The pacing is beautiful - you can buy a competitive car for a new event type by winning a handful of races - so you won't have to grind for hours to progress in the game. Provided you're winning races, sponsors will regularly contact you. There's enough room on your car for one major sponsors logo, and several minor sponsors which you can change at any time. Each sponsor will set conditions like "Place higher than 4th for $3,000" or "Place 1st for $6,000", so with the right sponsors, you can rack up some serious cash for even a podium place. There's also a basic teammate mechanic that allows you to hire a driver to race with you. Having your team win in the team standings on top of winning the drivers championship means even more cash and reputation, and your sponsors will pay out on your teammates placing as well.
As you'd expect from the developers of DIRT, the interface and menu system is absolutely superb. It's incredibly quick and easy to navigate, you've got a clear indication of the differences between cars before you purchase them, and the time you spend watching loading screens is made far less painful by showing interesting statistics like the total number of miles you've raced, how much of the game you've completed and how far away you are from unlocking certain achievements.

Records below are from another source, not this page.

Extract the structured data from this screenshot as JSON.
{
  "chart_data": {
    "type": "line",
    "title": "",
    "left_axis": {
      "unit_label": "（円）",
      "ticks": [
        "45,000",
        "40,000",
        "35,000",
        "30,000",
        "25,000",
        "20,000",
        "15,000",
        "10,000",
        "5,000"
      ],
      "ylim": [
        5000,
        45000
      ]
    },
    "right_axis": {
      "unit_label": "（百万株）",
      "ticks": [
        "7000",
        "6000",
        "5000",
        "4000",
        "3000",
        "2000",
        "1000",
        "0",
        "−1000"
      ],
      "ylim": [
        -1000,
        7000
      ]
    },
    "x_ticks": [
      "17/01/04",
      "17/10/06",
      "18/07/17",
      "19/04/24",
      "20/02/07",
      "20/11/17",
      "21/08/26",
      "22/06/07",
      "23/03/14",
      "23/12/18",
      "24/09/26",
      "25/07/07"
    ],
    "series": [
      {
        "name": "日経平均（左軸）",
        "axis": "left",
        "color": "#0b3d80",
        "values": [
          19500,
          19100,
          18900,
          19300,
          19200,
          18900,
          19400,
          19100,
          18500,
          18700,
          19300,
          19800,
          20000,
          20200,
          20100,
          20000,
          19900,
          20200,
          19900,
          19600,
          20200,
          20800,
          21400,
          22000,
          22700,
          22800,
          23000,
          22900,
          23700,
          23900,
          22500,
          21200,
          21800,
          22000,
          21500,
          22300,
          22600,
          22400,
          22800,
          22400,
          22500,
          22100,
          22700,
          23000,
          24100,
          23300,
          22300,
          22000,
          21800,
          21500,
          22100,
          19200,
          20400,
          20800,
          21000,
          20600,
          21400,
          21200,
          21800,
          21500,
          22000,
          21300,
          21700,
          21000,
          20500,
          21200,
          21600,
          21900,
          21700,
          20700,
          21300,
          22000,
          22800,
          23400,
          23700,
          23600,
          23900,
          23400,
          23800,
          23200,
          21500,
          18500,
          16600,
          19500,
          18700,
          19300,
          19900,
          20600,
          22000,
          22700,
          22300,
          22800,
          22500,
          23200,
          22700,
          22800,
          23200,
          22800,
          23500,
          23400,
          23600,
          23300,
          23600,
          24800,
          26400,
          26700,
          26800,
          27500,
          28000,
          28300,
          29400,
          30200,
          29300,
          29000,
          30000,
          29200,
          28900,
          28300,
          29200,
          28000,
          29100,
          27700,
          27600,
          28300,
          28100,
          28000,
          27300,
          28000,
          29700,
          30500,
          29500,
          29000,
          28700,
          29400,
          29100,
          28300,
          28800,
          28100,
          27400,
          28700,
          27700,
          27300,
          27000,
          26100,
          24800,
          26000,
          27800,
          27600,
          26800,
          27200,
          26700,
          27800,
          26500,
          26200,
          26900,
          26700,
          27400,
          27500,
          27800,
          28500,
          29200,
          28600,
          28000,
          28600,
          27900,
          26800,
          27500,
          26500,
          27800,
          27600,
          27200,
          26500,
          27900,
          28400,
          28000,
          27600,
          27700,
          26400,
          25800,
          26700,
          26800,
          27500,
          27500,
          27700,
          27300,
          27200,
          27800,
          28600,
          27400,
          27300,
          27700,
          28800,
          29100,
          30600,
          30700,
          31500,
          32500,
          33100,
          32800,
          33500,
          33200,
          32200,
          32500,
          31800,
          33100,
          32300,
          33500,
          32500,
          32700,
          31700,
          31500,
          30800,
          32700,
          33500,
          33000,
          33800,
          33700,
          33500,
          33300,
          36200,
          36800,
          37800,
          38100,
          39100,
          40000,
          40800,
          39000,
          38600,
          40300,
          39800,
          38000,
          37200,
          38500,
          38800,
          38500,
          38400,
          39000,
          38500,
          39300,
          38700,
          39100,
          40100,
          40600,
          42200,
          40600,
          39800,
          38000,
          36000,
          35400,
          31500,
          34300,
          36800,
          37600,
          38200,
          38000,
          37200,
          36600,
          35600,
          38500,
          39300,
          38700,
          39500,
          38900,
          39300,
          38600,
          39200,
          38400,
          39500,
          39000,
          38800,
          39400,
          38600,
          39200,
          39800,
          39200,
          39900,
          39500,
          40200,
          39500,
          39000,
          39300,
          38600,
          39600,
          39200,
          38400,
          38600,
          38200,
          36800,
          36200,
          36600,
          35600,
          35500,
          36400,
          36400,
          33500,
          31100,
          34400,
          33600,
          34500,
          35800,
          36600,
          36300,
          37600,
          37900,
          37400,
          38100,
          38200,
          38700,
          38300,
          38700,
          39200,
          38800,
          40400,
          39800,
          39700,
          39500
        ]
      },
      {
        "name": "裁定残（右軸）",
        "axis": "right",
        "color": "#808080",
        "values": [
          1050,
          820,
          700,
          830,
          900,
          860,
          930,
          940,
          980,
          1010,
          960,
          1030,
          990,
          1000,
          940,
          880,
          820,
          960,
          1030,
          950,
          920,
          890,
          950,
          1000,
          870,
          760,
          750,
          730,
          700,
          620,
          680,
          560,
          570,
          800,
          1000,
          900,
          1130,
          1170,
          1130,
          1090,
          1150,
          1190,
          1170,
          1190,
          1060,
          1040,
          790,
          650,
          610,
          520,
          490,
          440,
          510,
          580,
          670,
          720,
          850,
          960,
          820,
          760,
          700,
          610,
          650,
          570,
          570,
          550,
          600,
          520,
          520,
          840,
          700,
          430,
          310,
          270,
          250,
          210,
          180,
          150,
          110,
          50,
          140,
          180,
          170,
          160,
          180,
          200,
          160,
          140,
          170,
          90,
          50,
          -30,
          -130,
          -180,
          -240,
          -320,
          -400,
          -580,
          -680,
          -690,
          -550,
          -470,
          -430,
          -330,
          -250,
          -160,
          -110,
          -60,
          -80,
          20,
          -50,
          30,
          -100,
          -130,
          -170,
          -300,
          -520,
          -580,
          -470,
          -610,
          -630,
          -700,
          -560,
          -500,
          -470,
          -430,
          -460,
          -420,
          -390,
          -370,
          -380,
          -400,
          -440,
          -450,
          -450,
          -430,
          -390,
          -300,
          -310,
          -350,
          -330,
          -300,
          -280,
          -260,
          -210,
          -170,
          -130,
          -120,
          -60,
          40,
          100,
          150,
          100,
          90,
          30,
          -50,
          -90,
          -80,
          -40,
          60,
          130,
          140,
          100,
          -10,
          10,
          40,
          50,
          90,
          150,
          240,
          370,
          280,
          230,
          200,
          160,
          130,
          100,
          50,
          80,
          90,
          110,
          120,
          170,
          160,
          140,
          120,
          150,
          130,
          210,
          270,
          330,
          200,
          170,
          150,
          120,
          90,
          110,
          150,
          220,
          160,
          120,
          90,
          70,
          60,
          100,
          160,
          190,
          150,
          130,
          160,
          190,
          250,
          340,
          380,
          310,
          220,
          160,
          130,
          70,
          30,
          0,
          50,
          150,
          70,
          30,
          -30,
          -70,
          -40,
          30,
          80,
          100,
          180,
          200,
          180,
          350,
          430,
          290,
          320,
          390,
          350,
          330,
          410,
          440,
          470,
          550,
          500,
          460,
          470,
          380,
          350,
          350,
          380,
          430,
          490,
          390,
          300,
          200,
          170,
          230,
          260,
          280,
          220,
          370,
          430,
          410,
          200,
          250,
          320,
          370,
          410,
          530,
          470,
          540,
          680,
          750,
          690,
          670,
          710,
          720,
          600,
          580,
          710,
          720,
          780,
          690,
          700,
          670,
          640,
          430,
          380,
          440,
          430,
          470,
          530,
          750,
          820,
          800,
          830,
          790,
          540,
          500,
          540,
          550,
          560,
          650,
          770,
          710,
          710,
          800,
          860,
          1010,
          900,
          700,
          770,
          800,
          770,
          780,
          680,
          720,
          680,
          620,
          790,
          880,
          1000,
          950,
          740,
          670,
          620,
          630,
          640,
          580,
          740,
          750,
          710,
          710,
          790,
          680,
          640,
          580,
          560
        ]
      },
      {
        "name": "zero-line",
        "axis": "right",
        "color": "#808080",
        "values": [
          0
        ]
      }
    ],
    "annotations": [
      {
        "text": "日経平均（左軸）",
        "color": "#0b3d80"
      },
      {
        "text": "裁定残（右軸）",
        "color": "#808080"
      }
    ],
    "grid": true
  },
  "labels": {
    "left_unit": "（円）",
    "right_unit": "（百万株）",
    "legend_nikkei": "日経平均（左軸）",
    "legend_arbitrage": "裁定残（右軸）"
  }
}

If you tire of the clinical feel of simulations like Forza and Gran Turismo, but can't get into Ridge Racer, Need for Speed or Burnout, GRID could be the racing game you have been waiting for. And no matter what racers you're already into, the GRID experience is so undeniably fun that it's worth a rental at the very least.
We tested the Xbox 360 version of the game, but there are versions available for the Nintendo DS, PlayStation 3 and PC, including a digital download from Steam. Console demos are available from Xbox Live Marketplace and the PlayStation Network, and the PC demo is available from Codemasters.